When our goals are purely descriptive or exploratory, the analysis ends at the Understand the Data stage of the lifecycle. At other times, we aim to quantify how well the trends we find generalize beyond our data. We may want to use a model that we have fit to our data to make inferences about the world or give predictions for future observations. To draw inferences from a sample to a population, we use statistical techniques like A/B testing and confidence intervals. And to make predictions for future observations, we create prediction intervals and use train-test splits of the data.

Note

Understanding the differences between exploration, inference, prediction, and causation can be a challenge. We can easily slip into confusing a correlation found in data with a causal relationship. For example, an exploratory or inferential analysis might look for correlations in response to the question “Do people who have a greater exposure to air pollution have a higher rate of lung disease?” Whereas a causal question might ask “Does giving an award to a Wikipedia contributor increase productivity?” We typically cannot answer causal questions unless we have a randomized experiment (or approximate one). We point out these important distinctions throughout the book.
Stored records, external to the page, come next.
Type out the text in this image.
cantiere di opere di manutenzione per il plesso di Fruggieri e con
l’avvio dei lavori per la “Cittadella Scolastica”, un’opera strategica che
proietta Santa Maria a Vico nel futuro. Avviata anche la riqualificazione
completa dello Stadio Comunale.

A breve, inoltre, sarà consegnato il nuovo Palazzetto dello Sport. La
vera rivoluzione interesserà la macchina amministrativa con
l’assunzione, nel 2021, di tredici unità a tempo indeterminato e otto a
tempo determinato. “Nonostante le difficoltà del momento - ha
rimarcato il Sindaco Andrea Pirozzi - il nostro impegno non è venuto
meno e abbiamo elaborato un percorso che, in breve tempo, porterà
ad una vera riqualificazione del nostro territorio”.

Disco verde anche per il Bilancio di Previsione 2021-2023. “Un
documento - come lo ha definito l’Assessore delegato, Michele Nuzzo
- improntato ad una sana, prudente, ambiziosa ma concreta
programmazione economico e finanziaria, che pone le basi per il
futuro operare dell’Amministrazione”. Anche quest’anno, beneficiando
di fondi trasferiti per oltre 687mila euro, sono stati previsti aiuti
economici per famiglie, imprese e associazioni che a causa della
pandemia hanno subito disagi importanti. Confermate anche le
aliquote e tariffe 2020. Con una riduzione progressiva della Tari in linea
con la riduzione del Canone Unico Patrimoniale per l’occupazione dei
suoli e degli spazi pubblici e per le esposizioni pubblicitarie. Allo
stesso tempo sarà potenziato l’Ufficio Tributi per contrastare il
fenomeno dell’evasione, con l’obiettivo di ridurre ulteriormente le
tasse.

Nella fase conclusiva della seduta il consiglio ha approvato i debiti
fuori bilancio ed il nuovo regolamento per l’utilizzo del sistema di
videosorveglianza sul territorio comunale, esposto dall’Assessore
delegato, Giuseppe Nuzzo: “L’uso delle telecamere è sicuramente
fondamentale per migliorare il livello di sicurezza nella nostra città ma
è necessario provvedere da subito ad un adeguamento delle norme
For each stage of the lifecycle, we explain theoretical concepts, introduce data technologies and statistical methodologies, and show how they work in practical examples. Throughout, we rely on authentic data and analyses by other data scientists, not made-up data, so you can learn how to perform your own data acquisition, cleaning, exploration, and formal analyses, and draw sound conclusions. Each chapter in this book tends to focus on one stage of the data science lifecycle, but we also include chapters with case studies that demonstrate the full lifecycle.